Mengkritisi sebuah dunia pendidikan, bisa-bisa ada yang merasa dicemarkan nama
baiknya, sehingga bisa berujung ke meja hijau. Hi….ngeri….!
Padahal,
saya punya dugaan kuat bahwa “orang-orang lemah” ada yang mengetahui keburukan
perilaku orang-orang kuat seperti para pemimpin, yang mengaku sebagai pendidik,
dan lain-lain. Akan tetapi, mereka tidak berani berkata sebenarnya karena takut
tidak cukup bukti di hadapan hukum.
Memang ada
positifnya, komunikasi kita dibatasi dengan rambu-rambu hukum. Akan tetapi,
tidak benar juga kalau yang melapor setahunya, semampunya tentang tindakan yang
diduga salah yang dilakukan seseorang harus berujung pada senjata makan tuan.
Ini harus ada keseimbangan! Untuk sementara biar bahasa fiksilah yang
menjawabnya!
Coba
bayangkan kasus berikut ini:
1. Mahasiswa
ingin mengkritik dosen. Waaaaahh……mana berani, takut tidak lulus, bahkan bisa
saja balik dituntut ke pengadilan sebagai pencemaran nama baik. Padahal saya
yakin sebagian dosen harus dikritik.
2. Orang
awam ingin marah pada pemerintah setempat. Waaaaahhhh…..mana berani, nanti
langsung dihadapkan di muka rapat dengan bahasa yang tidak dimengerti, sehingga
kebenaran orang awam bisa tertutup dengan kelihaian pejabat dalam bahasanya.
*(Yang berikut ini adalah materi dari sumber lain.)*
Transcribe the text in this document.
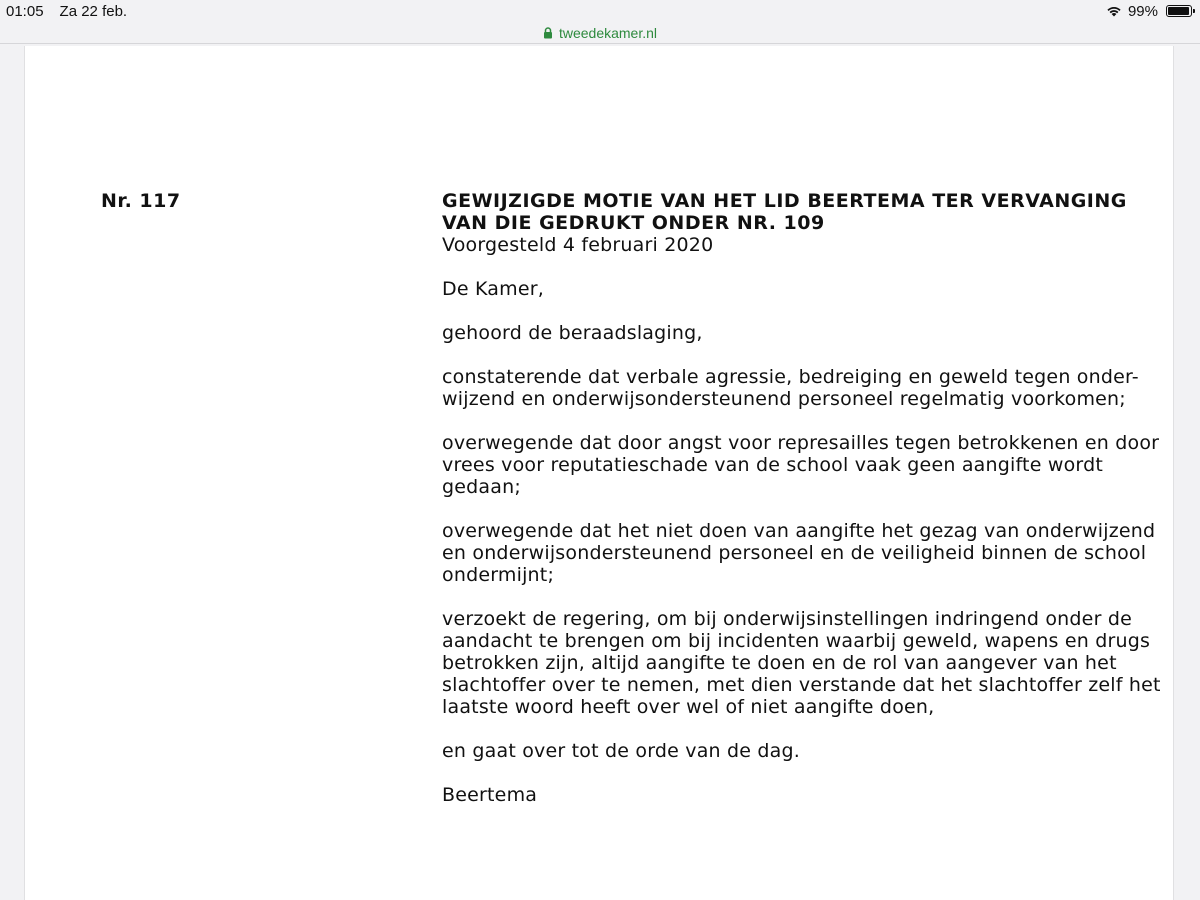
01:05 Za 22 feb.	99%
tweedekamer.nl
Nr. 117	GEWIJZIGDE MOTIE VAN HET LID BEERTEMA TER VERVANGING
VAN DIE GEDRUKT ONDER NR. 109
Voorgesteld 4 februari 2020
De Kamer,
gehoord de beraadslaging,
constaterende dat verbale agressie, bedreiging en geweld tegen onder-
wijzend en onderwijsondersteunend personeel regelmatig voorkomen;
overwegende dat door angst voor represailles tegen betrokkenen en door
vrees voor reputatieschade van de school vaak geen aangifte wordt
gedaan;
overwegende dat het niet doen van aangifte het gezag van onderwijzend
en onderwijsondersteunend personeel en de veiligheid binnen de school
ondermijnt;
verzoekt de regering, om bij onderwijsinstellingen indringend onder de
aandacht te brengen om bij incidenten waarbij geweld, wapens en drugs
betrokken zijn, altijd aangifte te doen en de rol van aangever van het
slachtoffer over te nemen, met dien verstande dat het slachtoffer zelf het
laatste woord heeft over wel of niet aangifte doen,
en gaat over tot de orde van de dag.
Beertema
Yang ada malah, bengong…..!
3. Muslim
awam ingin mengungkapkan bahwa ia kehilangan Tuhan. Waduuuuuh….mana berani,
bisa-bisa sebagian ulama marah dan langsung mencap kafir alias murtad.
4. Dan kasus
lainnya.
Nah, ketiga
contoh di atas, kalau disajikan dalam bahasa fiksi tampaknya akan aman untuk
dikonsumsi publik seperti pada sebuah blog. Mantap bukan….!
Kalau tidak
dipahami oleh mereka yang kita kritik, minimal kita tidak stres membungkam
unek-unek di dalam hati sendiri. Ya syukur-syukur kalau mereka mengerti.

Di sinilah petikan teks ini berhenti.